At that time of day, the shade is disappearing, but there was a patch half-way up, and a good thing too, because I had to stop for a rest, and get my breath back. I stood there, put my packages down, and it was there that I felt it - the breeze that was high today; the summer wind - and that put me in mind of the song, and that in turn put me in mind of dancing to that song with someone many years ago. Oh, it seems so far back now that it's like a dream, but I did dance then, and it was oh, so romantic. Remembering the romance put me in mind that it is St. Valentine's Day today, the day for romance, and there I was, alone on a dusty road, with only memories.

I guess memories are worth something. At least they're better than having no memories, better than never having lived, or loved, blah blah, blah blah. I have certainly lived, and I will certainly keep on living, and maybe, if the timing is right, loving. For the present, though, the summer wind felt good, there on the cursed hill and the dust that covers everything. I was right beside an over-sized mausoleum of the graveyard, which put me in mind of the poppies I planted once at my (then) new house in the countryside of Ontario. I called the little garden "The Graveyard of Broken Dreams", and waited for the poppies to bloom, as I wait now for new love, and for my breath to return.

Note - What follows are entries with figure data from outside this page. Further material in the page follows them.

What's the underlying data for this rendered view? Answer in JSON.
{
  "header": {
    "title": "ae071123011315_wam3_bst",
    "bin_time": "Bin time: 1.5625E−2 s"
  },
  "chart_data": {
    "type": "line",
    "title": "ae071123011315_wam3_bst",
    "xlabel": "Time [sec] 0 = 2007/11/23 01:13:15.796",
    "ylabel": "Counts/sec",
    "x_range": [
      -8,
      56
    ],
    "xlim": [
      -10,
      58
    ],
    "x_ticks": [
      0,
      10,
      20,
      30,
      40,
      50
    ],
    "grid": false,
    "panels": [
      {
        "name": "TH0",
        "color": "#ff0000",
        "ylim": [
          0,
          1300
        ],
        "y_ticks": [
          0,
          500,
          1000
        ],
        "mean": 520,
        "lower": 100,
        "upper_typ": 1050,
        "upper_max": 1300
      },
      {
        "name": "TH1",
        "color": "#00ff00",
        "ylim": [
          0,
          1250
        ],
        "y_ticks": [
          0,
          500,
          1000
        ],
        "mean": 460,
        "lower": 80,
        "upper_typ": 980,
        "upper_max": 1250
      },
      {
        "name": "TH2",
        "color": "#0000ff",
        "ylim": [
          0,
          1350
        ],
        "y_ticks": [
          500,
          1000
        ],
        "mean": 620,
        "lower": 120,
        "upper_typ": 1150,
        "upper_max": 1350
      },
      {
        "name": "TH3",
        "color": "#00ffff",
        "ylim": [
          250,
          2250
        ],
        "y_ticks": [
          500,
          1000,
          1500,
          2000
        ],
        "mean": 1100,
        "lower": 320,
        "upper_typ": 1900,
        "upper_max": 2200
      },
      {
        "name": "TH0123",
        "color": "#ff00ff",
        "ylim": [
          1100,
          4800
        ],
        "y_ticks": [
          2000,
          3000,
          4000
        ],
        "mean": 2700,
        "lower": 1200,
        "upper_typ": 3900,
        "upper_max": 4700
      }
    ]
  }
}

Meanwhile, after being sick, and after I had emptied my body, via some kind of bug, of everything inside me, I was inspired to create a quite lovely tune, with lyrics, which I named, "Empty of Love". Like Edith Piaf, "je repars à zero" - I am starting again at zero. It's a very good song, one I think Diana Krall should record, and one of these days, I might write her and suggest it. Just gotta get my strength, and nerve, up. Here I am, silhouetted as I am moved by the muse the day I wrote it, and then again today, and here as well, is a pretty little Valentine's heart, with wishes for love for this loco world.